Çocukların oyuncaklarla ilişkisi, toplumsal cinsiyetin karmaşık örgülerinin başlıca kurulma alanlarından biri. Örneğin oyuncak bebek, kız çocuğunun eline erkenden verilmiş bir rol model aslında. Çok güzel, günün güzellik ölçülerine en uygun biçimde güzel kadınlara “bebek gibi” denirken kastedilen, bıngıldağı kapanmamış insan yavrusu değil, bu oyuncaklar olsa gerek.
Aslında nereden baksan “rakibi” olan bu oyuncaklar, kız çocuğuna hem “neye benzemesi gerektiğini” hem de erkenden anneliği ve bakım hizmetlerini öğretir. Saçları taranır, kıyafetler alınıp giydirilir, soyulup banyo yaptırılır, yemek yedirmeye çalışılır, yemeyince azarlanır… Kız çocuk, bebeğiyle aynada kendisine baktığında kendisinden çok daha güzel bir kız görür ve ne yaparsa yapsın kusursuzluğuna erişemeyeceği bu oyuncağın hizmetçisi olmuştur! Oyuncak bebekler bu hayranlık/nefret döngüsü içinde tuhaf arkadaşlardır.
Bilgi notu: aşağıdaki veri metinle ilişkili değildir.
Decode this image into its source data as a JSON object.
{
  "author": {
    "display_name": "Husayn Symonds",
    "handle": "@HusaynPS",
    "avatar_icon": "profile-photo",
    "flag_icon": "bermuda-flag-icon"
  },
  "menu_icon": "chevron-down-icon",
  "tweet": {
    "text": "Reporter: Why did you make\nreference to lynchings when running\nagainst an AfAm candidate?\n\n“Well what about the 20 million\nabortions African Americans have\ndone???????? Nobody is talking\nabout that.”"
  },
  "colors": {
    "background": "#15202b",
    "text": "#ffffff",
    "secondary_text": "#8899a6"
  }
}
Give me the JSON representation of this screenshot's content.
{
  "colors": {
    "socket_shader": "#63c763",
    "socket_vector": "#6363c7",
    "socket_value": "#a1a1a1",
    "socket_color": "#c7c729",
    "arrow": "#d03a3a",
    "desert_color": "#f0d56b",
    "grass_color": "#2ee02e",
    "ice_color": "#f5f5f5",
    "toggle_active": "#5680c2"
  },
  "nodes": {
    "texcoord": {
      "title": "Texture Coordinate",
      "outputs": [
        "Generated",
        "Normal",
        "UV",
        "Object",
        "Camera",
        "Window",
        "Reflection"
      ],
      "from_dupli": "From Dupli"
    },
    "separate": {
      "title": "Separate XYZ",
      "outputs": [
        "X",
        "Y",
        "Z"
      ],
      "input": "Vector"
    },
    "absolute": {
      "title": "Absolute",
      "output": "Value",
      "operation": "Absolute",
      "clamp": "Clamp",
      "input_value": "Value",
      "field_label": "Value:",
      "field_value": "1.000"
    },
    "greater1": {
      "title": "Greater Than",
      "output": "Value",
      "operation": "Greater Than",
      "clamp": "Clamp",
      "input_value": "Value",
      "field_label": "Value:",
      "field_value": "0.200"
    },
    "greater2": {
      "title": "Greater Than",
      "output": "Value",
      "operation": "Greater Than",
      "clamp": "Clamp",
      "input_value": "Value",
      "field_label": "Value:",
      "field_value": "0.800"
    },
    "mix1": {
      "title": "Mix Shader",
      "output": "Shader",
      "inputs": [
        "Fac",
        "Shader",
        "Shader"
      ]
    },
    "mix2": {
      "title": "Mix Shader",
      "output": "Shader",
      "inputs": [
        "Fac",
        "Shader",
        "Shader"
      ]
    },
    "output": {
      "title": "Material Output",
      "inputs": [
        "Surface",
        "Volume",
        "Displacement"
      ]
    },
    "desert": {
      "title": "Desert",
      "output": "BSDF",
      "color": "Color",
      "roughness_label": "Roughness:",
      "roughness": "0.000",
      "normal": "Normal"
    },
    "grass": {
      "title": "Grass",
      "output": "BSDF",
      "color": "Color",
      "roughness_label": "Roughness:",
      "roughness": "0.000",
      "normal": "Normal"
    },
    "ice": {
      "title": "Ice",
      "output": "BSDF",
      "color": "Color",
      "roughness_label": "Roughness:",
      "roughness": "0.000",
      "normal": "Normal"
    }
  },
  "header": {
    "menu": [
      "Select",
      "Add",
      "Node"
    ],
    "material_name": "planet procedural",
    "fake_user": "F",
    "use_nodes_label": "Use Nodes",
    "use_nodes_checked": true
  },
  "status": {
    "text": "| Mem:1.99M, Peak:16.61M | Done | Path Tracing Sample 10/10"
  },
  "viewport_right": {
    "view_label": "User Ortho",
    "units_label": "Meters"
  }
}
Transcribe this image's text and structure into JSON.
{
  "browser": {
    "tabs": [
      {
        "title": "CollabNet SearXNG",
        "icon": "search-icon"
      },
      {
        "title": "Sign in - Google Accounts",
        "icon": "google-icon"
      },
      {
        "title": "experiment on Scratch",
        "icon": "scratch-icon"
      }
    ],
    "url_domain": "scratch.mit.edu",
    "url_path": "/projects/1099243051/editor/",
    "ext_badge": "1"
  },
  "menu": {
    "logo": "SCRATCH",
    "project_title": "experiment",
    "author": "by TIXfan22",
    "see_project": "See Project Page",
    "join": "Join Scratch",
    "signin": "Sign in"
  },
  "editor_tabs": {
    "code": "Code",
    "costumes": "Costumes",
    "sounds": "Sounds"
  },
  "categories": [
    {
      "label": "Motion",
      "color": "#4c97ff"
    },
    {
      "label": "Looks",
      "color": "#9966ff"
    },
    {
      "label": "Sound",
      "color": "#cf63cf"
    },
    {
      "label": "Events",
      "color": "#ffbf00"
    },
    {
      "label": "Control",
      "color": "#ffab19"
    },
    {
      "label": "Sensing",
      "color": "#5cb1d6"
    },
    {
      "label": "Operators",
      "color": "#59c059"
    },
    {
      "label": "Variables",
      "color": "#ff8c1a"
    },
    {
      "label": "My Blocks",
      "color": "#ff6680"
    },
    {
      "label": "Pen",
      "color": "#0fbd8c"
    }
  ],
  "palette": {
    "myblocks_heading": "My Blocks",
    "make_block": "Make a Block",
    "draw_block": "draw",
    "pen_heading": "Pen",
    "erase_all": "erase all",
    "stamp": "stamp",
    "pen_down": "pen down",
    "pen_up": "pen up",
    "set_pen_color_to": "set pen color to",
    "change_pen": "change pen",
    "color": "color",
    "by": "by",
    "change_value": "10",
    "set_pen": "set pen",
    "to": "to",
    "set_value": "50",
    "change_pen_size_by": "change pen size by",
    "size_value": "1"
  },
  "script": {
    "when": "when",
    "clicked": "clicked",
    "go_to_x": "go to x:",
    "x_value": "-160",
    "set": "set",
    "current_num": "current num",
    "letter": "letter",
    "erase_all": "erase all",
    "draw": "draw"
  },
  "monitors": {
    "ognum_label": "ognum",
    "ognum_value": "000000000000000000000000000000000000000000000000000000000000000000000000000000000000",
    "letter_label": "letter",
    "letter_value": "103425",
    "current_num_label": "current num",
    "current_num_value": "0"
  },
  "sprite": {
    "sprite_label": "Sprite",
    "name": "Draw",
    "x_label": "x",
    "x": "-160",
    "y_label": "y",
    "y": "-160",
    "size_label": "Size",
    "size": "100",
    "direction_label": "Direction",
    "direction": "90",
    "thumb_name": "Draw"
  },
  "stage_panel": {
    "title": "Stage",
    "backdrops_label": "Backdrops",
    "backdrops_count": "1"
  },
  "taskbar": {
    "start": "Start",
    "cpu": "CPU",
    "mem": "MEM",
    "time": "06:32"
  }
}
Gür ve parlak saçları, anime gözleri, pıspırıl cildiyle “ideal kız çocuğu” yüz yıllarca kız çocuğunun oyuncağı oldu. Dünkü yazımda yer aldığı gibi, 64 yıl kadar önce dünyaya sürülen ilk Barbielerle bunun yerini “ideal kadın” imgesi aldı. Barbie ve art arda ortaya çıkan Cindy gibi muadilleri, bir çocuk değil bir kadındı. Daima kusursuz görünen, eğilip bükülmeyen, ağlamayan, duyguları ve bir cinsel hayatları olmayan oyuncaklar. Hep taze, hep güzel ve yetişkinliğe ramak bir “ihtimaller zirvesi”nde… Barbie ve gerçek dünyadaki hâkim erkek rollerinin aksine, filmde de değinildiği gibi “Barbiesiz bir hiç” olan Kenler cinsel organları olmayan yetişkinlerdi. Gerçekte bir şey yiyip içmedikleri gibi sevişmeyen yetişkinler.
“Barbie” oyuncaklar ve toplumsal cinsiyet örüntüleri üzerine sohbet ettiğimiz Dr. Arzu Erkan, bu duruma dair şunları söylüyor:
"Barbie’nin idealize edilen 'imkansız' bedeni birçok çocukta ve genç kızda yeme bozukluğuna neden oldu. Beden algısı sorunlarının yanı sıra çocukların belki cinsel kimlik sorunlarıyla boğuşmalarına da neden olmuş olabilir. Barbie de Ken de hayatın içinde çok değişik rollerde var olan, birbiriyle sürekli etkileşimde olan hatta ebeveynlik rolleri içinde bireyler olarak tasarlanmıyor. Cinsellikleri de tasarlanmış ve sınırlanmış. Hem çokça kışkırtılmış bir cinsellik var hem de gerçekçi bir cinsellik içermiyor. Hem baştan çıkarıcı hem de cinselliği yasak ya da gizli bir yere sıkıştıran bir yanı var, orası müphem yani. Dolayısıyla çocuklar bunu entegre etmeyi de öğrenmiş olmuyorlar.”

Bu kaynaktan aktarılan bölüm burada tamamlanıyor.